Latency writing SD card

Hi !

I've been strugguling for a few weeks now with my project. It consists in writing in a SD card, data comming from an encoder. For 1 turn, the encoder gives 16 384 impulsions and its speed can go from 5 to 15 RPM (rotation per minute).

I used 3 bytes in order to write high state time and time between 2 impulsions. I store them into an array of 1024 * 3 bytes. To store data in the array , I use interruptions and ercaguy library to use a counter for the time.

My problem is that sometimes (~every 10 turns at 15 RPM, don't know why), I lose 2 or 3 arrays, which represents ~3000 impulsions. The problem comes from the writing on the SD card (see picture 1. Picture 2 and 3 show expected signals).

In order to write on SD card, I tried different ways (I used several (class 4 and 10) SD cards).

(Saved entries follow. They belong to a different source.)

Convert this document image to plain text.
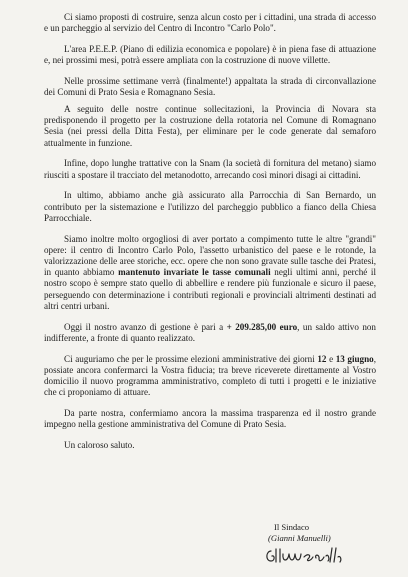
Ci siamo proposti di costruire, senza alcun costo per i cittadini, una strada di accesso e un parcheggio al servizio del Centro di Incontro "Carlo Polo".

L'area P.E.E.P. (Piano di edilizia economica e popolare) è in piena fase di attuazione e, nei prossimi mesi, potrà essere ampliata con la costruzione di nuove villette.

Nelle prossime settimane verrà (finalmente!) appaltata la strada di circonvallazione dei Comuni di Prato Sesia e Romagnano Sesia.

A seguito delle nostre continue sollecitazioni, la Provincia di Novara sta predisponendo il progetto per la costruzione della rotatoria nel Comune di Romagnano Sesia (nei pressi della Ditta Festa), per eliminare per le code generate dal semaforo attualmente in funzione.

Infine, dopo lunghe trattative con la Snam (la società di fornitura del metano) siamo riusciti a spostare il tracciato del metanodotto, arrecando così minori disagi ai cittadini.

In ultimo, abbiamo anche già assicurato alla Parrocchia di San Bernardo, un contributo per la sistemazione e l'utilizzo del parcheggio pubblico a fianco della Chiesa Parrocchiale.

Siamo inoltre molto orgogliosi di aver portato a compimento tutte le altre "grandi" opere: il centro di Incontro Carlo Polo, l'assetto urbanistico del paese e le rotonde, la valorizzazione delle aree storiche, ecc. opere che non sono gravate sulle tasche dei Pratesi, in quanto abbiamo mantenuto invariate le tasse comunali negli ultimi anni, perché il nostro scopo è sempre stato quello di abbellire e rendere più funzionale e sicuro il paese, perseguendo con determinazione i contributi regionali e provinciali altrimenti destinati ad altri centri urbani.

Oggi il nostro avanzo di gestione è pari a + 209.285,00 euro, un saldo attivo non indifferente, a fronte di quanto realizzato.

Ci auguriamo che per le prossime elezioni amministrative dei giorni 12 e 13 giugno, possiate ancora confermarci la Vostra fiducia; tra breve riceverete direttamente al Vostro domicilio il nuovo programma amministrativo, completo di tutti i progetti e le iniziative che ci proponiamo di attuare.

Da parte nostra, confermiamo ancora la massima trasparenza ed il nostro grande impegno nella gestione amministrativa del Comune di Prato Sesia.

Un caloroso saluto.

Il Sindaco
(Gianni Manuelli)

I used an tempory buffer and when it was full, I did a memcopy to another array in order to not overwrite data (because I knew that writing on SD was no that fast) and in my loop, I wrote data to the SD. This method didn't look to perform well, so I switch to another one.

I used two buffer. When one was full, I switch to the second one for the same reasons explained above. This method was better than the previous as I lost less data but I'm still loosing some...

I also tried to change my code as I read many forums : use file.flush() and file.sync() to force data to be written, when you call, use O_WRITE | O_CREAT instead of FILE_WRITE, divide SPI clock to increase the speed, reduce the size of my arrays (it was even worther), but nothing solved my problem ...

Anyone can help me please ? (1.49 MB)

It seems nobody has answered, and I really don't have a clue either. Is there any chance it's a hardware issue, such as using a standard size SD card module that doesn't level-shift? Well, I'm just guessing. Maybe one of the experts will be more helpful.

I use a Arduino Ethernet Shield so there is a level shifter on it. But as I looked at a lot of forums, the key points for a fast datalogger as I'm using are good quality SD card and the size of the buffer to send to the SD.
Hope that experts will answer too, thanks for the reply :slight_smile:

To log data at this rate requires sophisticated data acquisition in an interrupt routine that queues data to the background or use of a multi-threaded RTOS.

SD cards can have as long as 200 ms write latency.

Most modern cards are faster but still have an occasional write latency of many ms.

This happens mostly due to wear leveling. The card pauses to copy data from on area of flash to another. There is no external way to control the wear leveling algorithm.

The latency may exist due to old SD card.
It also depends on the wear and tear of SD card.
There are no work-arounds to reduce the Latency period if the above-mentioned two conditions are met.
Try reducing the write speed to as low as possible even more, to decrease the inconsistencies in writing data to the SD card.